Beat the Bear With This Tried-and-Tested Indicator
Jul 10th, 2008 | By Paul Moore | Category: Stock Market InvestingPaul Moore is a new tech investing expert with The Smart Profits Report. He says the best way to beat the bear is to follow the money. In a bear market cash is king. It allows companies a number of options that support their share price…
When you’ve got a market hurricane wreaking havoc with investors’ portfolios, cash is the air in the life raft that keeps stock prices afloat.
As a technology sector specialist, I can tell you that this is a particularly good sector to focus on when you’re looking for profitable ideas in a volatile market. This is simply because the group contains companies that offer better than average free cash-flow growth.

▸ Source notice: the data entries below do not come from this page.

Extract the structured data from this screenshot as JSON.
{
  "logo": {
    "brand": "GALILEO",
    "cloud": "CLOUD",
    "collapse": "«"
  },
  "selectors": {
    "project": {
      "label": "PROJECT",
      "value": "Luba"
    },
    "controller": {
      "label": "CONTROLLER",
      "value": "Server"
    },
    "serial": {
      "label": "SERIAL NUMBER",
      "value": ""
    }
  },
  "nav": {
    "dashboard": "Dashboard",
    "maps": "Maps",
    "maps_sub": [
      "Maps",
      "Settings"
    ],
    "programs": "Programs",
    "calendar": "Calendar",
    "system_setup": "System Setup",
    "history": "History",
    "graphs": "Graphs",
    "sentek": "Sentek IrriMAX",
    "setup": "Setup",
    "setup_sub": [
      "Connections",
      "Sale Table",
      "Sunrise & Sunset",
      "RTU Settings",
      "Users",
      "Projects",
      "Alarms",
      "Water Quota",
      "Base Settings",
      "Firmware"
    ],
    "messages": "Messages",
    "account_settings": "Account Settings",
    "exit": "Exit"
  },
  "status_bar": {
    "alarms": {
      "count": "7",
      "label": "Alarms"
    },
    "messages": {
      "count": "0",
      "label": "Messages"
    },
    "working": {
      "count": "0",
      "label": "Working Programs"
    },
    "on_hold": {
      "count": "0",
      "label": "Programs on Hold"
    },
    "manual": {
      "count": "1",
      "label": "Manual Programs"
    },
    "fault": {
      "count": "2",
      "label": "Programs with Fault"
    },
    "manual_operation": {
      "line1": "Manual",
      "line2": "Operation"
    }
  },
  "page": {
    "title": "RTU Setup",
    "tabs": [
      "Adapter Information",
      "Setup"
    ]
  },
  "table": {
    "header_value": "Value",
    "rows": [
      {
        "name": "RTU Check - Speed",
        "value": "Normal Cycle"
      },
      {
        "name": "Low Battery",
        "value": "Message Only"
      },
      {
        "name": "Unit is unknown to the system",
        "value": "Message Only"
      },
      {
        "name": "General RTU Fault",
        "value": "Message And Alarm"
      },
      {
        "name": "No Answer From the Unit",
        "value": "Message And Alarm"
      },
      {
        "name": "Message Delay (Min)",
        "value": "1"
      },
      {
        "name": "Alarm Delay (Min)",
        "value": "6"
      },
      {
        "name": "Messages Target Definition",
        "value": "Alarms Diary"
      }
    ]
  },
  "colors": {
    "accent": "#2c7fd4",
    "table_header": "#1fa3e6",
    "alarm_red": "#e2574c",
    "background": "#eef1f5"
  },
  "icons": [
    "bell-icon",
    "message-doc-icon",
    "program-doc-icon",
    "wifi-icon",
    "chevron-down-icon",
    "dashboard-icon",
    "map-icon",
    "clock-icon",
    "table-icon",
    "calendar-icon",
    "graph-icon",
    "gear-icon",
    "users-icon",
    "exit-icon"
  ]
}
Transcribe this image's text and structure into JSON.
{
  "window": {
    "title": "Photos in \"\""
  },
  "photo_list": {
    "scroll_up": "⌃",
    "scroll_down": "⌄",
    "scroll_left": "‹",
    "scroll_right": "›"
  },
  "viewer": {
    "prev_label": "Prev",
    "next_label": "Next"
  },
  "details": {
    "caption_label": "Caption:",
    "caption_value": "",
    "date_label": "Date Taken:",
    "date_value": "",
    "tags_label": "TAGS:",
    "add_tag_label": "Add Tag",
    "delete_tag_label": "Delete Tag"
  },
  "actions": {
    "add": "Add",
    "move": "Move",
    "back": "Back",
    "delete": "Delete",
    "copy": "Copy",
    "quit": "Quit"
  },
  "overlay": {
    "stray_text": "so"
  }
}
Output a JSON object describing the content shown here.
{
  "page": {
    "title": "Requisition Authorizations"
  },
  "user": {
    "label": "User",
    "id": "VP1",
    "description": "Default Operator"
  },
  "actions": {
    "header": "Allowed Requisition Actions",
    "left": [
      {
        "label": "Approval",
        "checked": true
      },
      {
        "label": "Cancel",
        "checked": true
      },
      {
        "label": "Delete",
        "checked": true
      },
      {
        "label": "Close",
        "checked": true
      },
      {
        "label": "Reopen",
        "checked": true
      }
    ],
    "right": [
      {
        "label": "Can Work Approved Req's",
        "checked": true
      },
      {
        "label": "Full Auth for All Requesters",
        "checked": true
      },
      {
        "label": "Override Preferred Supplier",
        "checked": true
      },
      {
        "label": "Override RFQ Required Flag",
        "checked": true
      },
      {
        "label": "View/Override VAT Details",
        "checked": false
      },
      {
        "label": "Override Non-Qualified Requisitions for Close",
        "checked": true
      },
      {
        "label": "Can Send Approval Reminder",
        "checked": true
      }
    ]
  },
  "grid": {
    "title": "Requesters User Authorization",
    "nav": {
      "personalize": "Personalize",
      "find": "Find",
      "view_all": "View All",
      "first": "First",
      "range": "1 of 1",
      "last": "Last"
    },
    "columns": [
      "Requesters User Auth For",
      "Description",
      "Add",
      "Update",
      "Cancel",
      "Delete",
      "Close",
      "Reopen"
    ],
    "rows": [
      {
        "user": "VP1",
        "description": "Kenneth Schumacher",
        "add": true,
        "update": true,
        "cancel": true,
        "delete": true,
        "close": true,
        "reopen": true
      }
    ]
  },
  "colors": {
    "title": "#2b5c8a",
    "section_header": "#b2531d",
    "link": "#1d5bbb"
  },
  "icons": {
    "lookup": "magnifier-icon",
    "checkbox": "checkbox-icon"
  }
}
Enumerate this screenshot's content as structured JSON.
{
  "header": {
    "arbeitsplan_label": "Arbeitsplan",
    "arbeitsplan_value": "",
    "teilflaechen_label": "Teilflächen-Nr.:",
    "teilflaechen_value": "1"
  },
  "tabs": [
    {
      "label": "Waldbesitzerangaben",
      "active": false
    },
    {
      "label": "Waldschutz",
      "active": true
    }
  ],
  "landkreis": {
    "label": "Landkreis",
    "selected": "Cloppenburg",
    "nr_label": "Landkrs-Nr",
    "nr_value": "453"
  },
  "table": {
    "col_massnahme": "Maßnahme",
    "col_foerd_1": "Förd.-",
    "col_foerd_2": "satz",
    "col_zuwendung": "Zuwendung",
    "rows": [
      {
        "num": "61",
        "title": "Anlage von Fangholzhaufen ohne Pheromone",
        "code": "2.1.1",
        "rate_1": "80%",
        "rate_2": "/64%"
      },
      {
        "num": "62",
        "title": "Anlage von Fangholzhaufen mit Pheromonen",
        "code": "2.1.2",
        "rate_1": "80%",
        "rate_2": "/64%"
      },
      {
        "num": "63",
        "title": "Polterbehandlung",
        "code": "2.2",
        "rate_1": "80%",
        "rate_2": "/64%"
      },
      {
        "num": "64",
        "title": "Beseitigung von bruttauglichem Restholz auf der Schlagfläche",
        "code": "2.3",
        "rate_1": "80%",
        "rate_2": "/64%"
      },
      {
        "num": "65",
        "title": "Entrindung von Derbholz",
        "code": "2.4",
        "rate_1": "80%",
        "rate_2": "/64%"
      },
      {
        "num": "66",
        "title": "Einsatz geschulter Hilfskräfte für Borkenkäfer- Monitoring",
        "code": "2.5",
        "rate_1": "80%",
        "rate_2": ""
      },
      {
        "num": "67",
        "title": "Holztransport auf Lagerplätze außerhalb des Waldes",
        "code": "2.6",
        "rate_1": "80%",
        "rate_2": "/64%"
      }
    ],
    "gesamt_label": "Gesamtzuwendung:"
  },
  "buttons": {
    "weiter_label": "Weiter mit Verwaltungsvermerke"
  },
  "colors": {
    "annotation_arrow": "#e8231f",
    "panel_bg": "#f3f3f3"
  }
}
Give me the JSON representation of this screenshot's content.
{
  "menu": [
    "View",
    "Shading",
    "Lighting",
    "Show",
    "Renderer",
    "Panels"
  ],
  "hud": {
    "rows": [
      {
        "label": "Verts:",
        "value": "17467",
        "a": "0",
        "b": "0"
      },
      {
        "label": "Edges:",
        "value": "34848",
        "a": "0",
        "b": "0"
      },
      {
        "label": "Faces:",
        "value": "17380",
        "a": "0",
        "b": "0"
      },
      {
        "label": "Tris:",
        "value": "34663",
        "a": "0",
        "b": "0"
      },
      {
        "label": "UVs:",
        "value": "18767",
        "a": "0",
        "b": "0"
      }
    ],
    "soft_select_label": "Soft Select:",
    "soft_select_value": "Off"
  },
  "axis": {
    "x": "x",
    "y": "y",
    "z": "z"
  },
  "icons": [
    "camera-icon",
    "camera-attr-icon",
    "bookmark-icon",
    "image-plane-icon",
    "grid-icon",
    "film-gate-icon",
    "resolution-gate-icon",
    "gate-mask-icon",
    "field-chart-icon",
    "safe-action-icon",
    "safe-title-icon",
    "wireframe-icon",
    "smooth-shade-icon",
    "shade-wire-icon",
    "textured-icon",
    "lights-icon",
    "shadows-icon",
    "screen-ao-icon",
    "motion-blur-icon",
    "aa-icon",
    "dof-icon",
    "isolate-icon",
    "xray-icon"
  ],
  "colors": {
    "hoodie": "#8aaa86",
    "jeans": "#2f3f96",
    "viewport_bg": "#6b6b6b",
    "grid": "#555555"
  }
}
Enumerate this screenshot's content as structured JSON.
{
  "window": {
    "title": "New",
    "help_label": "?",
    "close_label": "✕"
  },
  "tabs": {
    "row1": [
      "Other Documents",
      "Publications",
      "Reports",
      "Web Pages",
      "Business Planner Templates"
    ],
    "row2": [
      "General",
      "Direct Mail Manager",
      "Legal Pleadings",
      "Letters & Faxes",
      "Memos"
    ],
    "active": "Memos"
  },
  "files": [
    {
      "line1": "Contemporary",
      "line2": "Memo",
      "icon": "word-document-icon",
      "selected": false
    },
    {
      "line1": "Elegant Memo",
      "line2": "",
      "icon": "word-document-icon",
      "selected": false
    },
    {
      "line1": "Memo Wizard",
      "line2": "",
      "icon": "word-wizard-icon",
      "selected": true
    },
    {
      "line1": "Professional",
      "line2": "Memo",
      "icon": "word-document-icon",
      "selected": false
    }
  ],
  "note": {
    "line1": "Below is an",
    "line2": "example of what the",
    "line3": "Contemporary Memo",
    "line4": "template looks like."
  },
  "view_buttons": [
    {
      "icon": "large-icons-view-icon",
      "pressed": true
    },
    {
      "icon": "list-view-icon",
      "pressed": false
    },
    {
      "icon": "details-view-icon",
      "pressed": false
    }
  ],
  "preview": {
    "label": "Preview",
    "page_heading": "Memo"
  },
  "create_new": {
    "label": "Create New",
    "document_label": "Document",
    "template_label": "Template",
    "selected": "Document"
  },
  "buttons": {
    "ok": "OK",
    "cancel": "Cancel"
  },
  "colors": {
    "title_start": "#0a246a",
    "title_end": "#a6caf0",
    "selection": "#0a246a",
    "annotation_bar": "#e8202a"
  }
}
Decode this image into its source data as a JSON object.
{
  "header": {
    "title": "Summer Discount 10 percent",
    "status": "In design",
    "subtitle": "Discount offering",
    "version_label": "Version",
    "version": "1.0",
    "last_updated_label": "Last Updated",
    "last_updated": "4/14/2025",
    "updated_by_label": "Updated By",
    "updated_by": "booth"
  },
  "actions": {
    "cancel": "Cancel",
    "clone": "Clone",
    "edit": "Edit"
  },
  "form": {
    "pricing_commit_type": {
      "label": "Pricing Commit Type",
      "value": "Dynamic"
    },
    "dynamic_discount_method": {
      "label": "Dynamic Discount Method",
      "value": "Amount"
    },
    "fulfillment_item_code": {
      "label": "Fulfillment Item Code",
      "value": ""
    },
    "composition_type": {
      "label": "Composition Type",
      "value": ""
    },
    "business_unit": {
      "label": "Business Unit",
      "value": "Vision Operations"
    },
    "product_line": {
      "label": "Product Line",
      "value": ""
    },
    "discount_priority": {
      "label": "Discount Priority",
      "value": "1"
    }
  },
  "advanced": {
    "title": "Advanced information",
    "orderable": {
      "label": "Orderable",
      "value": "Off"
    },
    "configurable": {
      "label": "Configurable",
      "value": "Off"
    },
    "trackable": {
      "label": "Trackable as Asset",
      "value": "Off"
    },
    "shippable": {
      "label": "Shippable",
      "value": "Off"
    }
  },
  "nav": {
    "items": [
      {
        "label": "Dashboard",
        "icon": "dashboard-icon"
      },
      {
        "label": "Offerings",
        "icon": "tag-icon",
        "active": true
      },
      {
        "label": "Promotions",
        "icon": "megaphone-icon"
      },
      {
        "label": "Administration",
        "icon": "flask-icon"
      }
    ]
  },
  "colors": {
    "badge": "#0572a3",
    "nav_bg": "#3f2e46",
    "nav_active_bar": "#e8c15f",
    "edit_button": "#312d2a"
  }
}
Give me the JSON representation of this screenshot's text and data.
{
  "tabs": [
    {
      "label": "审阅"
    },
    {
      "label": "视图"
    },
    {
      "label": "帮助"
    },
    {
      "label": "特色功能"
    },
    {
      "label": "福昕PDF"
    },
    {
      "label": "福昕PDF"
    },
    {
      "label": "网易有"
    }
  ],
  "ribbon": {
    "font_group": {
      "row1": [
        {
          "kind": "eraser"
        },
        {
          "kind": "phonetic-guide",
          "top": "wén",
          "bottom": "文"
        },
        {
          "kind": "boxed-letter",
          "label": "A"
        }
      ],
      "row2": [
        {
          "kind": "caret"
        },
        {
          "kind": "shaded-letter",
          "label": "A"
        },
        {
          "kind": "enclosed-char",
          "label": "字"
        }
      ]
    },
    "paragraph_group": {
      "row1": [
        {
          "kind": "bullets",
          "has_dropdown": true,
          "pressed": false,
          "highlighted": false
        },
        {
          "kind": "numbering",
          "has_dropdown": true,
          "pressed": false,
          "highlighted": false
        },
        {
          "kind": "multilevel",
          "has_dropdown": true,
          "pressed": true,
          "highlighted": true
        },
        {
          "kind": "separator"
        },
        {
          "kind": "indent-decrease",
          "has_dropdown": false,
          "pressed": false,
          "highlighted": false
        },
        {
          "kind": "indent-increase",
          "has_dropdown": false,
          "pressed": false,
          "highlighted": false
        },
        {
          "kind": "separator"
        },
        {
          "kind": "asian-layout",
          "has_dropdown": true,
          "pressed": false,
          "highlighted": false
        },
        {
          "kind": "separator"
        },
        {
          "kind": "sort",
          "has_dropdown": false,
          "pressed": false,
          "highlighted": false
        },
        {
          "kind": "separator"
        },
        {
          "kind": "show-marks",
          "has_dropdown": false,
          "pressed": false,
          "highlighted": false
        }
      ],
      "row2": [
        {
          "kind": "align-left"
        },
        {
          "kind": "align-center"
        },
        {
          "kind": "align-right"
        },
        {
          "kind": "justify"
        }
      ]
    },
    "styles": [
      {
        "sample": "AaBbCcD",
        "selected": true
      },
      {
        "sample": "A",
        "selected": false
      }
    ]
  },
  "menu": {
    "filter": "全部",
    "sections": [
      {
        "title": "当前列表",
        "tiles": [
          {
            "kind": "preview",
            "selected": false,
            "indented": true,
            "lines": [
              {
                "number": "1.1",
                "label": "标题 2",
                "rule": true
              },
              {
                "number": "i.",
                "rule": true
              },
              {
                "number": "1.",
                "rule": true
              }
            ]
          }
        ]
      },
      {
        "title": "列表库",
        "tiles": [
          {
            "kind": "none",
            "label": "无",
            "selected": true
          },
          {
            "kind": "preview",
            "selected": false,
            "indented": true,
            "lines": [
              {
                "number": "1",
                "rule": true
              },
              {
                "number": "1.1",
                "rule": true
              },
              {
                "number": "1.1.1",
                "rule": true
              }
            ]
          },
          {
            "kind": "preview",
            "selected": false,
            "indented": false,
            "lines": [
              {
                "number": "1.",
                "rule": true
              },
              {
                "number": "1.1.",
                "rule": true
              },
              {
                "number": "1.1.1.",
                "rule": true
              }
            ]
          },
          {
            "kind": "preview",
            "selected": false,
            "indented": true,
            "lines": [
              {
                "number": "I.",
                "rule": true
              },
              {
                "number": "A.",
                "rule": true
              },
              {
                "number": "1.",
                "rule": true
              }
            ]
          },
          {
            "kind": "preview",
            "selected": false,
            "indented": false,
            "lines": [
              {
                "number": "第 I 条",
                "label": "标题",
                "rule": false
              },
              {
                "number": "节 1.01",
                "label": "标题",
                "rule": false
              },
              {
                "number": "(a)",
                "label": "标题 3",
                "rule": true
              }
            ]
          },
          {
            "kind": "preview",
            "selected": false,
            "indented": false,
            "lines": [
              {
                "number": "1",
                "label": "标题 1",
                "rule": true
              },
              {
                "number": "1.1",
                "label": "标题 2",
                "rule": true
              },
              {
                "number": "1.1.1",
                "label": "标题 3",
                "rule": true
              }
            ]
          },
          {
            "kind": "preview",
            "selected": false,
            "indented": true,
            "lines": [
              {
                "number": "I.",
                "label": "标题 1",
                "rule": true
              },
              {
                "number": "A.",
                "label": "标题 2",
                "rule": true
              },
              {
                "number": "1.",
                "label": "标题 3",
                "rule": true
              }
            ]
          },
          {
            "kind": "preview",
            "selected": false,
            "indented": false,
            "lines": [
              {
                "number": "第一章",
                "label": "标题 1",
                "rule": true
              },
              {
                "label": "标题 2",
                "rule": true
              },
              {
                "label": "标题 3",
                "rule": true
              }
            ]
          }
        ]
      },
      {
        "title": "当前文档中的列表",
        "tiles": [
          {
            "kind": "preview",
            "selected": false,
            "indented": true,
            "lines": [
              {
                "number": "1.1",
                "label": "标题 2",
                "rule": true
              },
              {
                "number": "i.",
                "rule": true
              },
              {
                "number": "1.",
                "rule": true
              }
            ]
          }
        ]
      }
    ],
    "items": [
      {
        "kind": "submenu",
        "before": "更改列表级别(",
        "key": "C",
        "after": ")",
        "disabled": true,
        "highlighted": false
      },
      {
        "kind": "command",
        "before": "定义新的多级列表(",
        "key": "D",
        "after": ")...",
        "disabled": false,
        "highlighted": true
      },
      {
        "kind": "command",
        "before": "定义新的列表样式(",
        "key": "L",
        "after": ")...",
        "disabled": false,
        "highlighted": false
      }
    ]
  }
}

And in a bear market, cash truly is king. Even if the market is flagging, a company that boasts a strong cash position has a number of options available that can support its share price. This includes:
- Tactical acquisitions that sustain earnings growth. A good example here is Oracle (Nasdaq: ORCL).
- Share buyback plans that squeeze out short-selling interest - like we’ve seen with eBay (Nasdaq: EBAY).
- Cash distributions, as in the case of Microsoft (Nasdaq: MSFT).
The common denominator that these three companies share is that they all provide infrastructure that supports their customers’ businesses.
And in a bearish environment, this is crucial, as it gives them the option to raise prices in order to offset the impact from tougher selling conditions where fewer units are sold.
This kind of flexibility is evident in the performance of the Powershares QQQ (Nasdaq: QQQQ) - the ETF that tracks the Nasdaq 100 index. It’s outperformed the S&P 500 by 26% so far in 2008.